После полудня появляется вертолет, заходит на посадку.

— Кажется, Горохов летит,— говорит Юрий Семенович.

Вертолет проходит над нами и садится в поле. Все немногочисленное население Кожозера сбегается к нему. Кто почты ждет, кто письмо хочет отправить, а кто и просто посмотреть на свежих людей. Вертолетчикам время дорого: выгрузка-погрузка—все быстро, винта не выключая, и вот уже ударила по встречавшим взлетная волна и далеко прокатилась по некошеной траве...

У геологов свои дела, у нас свои: надо описать сохранившиеся монастырские постройки, сделать обмеры — для того и добирались сюда. Особенный интерес представляет амбар — единственное сохранившееся деревянное здание из монастырских построек. Это огромный сруб под высокой крышей, по виду типичная «магазея» восемнадцатого века. Отыскали дату на косяке окна—1715. Но вот стропильная конструкция вызывает споры: не поздняя ли?

Под вечер иду на свою «луду» — каменистый мыс на западном побережье полуострова. Здесь хорошо сидеть на закате под мягкий всплеск затихающих волн. Достаешь записную книжку и не знаешь, что записать, когда так хорошо и полно живется... Рядом лежит удочка, стоит банка с червями. Закидываешь и сидишь до поздних сумерек.

К дому подхожу в загустевшей темноте — в окнах электрический свет от движка.

Пьем долгий геологический чай. Начальник экспедиции прилетел сегодня с дальней буровой. В кожеозерской округе таких партий несколько.

— Юрий Петрович, так что же вы здесь ищете? — интересуемся мы.

— Все ищем.

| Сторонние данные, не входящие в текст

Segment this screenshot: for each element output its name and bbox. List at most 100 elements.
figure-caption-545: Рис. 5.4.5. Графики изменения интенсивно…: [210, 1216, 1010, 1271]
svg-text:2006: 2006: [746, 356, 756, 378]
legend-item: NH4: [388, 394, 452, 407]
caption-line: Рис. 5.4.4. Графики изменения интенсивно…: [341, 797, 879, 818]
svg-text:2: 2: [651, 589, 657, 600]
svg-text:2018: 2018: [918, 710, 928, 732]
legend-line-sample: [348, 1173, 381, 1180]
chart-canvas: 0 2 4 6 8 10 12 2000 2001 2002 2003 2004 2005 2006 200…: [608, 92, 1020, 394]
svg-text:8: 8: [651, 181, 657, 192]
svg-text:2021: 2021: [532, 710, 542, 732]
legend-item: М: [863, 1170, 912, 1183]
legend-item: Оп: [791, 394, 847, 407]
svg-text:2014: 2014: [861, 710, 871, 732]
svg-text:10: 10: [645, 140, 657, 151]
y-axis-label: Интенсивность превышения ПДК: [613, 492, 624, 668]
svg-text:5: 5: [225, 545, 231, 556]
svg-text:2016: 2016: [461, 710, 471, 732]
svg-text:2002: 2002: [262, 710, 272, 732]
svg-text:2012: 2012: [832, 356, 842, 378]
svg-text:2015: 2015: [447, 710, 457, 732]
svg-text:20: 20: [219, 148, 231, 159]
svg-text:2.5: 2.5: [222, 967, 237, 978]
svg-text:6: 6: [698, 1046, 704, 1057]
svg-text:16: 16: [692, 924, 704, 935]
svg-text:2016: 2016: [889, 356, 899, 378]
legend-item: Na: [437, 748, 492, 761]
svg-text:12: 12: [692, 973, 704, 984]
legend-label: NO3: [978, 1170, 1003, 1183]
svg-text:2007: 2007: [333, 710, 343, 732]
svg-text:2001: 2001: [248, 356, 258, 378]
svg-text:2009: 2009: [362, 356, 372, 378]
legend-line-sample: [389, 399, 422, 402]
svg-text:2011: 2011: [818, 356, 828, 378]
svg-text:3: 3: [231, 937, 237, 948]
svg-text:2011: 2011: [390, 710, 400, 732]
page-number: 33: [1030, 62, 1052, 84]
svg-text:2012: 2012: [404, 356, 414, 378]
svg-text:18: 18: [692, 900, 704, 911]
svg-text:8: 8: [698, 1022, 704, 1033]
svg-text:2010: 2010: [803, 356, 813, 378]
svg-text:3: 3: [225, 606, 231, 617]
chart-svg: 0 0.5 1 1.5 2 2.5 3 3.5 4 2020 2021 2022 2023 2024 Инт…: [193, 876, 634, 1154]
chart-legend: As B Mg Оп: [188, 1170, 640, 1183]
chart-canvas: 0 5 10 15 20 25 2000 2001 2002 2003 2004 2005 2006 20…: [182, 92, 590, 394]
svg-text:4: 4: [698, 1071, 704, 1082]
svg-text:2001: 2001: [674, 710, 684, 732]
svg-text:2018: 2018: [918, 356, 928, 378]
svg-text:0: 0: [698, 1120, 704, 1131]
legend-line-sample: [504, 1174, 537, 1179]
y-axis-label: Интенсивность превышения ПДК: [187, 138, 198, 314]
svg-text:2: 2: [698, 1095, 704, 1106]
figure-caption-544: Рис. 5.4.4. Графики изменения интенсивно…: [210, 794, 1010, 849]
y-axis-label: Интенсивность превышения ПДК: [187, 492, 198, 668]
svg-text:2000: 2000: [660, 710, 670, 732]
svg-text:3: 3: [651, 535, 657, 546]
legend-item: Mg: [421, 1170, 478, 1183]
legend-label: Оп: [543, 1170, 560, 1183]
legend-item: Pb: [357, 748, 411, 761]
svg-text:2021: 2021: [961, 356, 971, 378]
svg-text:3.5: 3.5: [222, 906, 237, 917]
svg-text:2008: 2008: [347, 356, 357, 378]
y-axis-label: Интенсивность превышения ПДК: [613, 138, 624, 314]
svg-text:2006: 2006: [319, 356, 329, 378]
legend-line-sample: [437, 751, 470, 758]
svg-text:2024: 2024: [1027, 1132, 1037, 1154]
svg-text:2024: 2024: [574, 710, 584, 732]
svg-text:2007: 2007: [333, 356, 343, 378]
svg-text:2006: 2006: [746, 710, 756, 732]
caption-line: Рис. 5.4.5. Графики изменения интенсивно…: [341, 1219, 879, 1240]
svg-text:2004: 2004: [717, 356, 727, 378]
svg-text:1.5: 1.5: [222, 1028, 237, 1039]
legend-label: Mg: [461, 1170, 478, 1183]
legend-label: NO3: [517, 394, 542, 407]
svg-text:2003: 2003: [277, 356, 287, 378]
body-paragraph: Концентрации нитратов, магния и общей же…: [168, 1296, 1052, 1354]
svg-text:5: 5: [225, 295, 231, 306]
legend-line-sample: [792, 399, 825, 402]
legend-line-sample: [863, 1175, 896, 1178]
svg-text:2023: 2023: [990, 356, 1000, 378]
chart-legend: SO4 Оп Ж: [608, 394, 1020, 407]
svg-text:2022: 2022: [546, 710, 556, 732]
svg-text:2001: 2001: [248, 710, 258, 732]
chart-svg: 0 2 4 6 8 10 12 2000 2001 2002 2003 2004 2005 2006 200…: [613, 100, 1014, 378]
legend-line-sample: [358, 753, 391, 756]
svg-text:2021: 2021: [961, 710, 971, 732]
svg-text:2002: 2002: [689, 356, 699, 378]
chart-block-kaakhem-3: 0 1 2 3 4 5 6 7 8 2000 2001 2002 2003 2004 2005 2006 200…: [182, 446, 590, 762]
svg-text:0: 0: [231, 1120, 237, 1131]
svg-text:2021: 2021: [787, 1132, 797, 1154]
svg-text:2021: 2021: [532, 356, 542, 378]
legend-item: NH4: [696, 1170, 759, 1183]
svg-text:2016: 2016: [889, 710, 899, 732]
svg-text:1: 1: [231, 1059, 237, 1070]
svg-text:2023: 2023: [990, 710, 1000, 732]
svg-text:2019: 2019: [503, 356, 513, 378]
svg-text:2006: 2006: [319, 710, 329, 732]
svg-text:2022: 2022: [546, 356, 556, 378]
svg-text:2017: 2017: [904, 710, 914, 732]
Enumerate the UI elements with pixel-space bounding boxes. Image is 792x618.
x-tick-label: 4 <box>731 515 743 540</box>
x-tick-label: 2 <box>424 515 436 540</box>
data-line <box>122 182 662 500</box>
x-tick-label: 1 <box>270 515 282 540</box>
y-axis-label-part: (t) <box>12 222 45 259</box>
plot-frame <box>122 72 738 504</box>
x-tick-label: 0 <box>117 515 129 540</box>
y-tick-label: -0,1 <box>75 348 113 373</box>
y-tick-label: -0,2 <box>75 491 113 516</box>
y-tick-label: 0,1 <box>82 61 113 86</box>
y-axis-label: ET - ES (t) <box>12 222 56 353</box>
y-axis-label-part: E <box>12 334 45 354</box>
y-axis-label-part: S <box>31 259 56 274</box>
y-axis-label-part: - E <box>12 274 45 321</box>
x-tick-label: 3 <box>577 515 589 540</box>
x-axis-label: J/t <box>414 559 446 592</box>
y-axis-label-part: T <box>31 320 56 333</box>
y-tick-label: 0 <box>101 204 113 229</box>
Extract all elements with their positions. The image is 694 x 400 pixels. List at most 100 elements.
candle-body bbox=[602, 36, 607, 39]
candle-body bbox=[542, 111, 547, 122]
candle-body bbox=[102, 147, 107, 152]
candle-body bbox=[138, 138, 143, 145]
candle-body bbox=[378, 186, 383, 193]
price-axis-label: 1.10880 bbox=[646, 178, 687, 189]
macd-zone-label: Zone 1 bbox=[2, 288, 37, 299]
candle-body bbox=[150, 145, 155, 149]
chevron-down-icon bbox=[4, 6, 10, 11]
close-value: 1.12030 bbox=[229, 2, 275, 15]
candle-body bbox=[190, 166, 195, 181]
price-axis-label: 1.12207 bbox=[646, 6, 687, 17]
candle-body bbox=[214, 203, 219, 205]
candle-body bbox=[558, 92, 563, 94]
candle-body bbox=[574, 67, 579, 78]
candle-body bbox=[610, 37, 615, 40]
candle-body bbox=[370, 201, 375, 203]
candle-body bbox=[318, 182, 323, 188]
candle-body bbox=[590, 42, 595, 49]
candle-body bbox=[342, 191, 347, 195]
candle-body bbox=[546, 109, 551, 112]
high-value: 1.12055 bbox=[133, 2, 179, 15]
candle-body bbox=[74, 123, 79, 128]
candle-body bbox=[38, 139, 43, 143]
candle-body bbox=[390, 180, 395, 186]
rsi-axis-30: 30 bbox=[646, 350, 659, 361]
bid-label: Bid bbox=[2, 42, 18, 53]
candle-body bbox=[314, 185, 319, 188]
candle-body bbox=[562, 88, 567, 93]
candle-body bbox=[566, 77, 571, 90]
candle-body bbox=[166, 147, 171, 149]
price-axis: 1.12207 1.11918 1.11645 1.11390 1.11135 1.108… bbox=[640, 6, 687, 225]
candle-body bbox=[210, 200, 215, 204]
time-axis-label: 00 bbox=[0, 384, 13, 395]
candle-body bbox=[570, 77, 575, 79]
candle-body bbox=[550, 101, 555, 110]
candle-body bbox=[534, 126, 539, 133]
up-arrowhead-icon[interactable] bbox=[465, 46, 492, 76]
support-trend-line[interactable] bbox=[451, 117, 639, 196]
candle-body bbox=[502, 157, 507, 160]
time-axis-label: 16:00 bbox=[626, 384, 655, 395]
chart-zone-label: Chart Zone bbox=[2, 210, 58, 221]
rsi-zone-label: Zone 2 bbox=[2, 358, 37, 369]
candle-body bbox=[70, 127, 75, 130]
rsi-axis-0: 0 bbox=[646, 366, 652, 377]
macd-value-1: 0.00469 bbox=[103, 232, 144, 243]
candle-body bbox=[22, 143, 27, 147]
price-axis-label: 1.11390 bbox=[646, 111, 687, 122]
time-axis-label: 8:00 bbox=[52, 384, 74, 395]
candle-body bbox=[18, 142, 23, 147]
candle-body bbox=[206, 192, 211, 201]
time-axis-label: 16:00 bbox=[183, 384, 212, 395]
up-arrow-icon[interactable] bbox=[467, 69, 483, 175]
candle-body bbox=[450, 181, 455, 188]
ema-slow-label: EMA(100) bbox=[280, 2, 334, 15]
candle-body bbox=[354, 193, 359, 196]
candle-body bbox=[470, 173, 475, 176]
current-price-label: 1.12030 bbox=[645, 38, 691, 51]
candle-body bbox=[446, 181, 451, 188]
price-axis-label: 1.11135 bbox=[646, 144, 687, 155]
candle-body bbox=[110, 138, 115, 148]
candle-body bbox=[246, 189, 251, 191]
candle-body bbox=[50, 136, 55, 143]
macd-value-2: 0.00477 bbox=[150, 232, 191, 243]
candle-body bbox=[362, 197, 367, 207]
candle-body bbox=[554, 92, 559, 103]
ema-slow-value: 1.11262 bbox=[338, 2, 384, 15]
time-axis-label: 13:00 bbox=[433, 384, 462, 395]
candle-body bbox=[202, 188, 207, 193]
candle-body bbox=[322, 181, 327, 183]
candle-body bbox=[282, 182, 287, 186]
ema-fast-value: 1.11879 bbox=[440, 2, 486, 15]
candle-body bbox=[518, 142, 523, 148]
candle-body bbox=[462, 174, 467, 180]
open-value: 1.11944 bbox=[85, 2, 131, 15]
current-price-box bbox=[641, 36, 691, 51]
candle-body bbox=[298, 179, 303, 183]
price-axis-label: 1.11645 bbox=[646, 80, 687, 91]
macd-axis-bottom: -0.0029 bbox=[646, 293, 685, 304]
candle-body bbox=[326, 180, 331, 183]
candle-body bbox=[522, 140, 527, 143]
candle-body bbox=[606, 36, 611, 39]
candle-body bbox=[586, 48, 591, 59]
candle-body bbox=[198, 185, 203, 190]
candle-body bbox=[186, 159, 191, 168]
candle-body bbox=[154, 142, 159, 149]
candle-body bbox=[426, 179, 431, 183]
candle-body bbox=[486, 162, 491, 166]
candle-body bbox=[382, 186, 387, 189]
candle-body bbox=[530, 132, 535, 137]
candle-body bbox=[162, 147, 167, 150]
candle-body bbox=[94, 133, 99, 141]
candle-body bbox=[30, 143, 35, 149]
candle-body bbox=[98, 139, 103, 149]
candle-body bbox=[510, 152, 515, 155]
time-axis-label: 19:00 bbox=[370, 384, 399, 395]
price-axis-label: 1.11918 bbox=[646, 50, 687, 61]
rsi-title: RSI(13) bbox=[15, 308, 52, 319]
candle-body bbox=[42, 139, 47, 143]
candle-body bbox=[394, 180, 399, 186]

Составляем геофизическую карту района.

— Говорят, и цветные металлы здесь есть?

— И цветные металлы, и много чего другого... Есть легендарные сведения, что в Кожеозерье будто бы монахи первое золото в России нашли.

— А вам попадалось?

— В породе попадалось, но в породе много чего попадается, а для промышленных разработок этого недостаточно...

Выхожу под звездное небо к черным молчащим развалинам. Сова летает над монастырским двором. Стоят, сгрудившись, телята. Ночью нежилые здания обладают необъяснимой силой воздействия, кажется, не совсем отлетела от них жизнь, что-то в них таится...

Но молчат здания, безмолвна ночь над озером. Лишь тихо постукивает движок, хорошо так, домовито постукивает, напоминая, что есть здесь люди, что жизнь на Кожозере продолжается.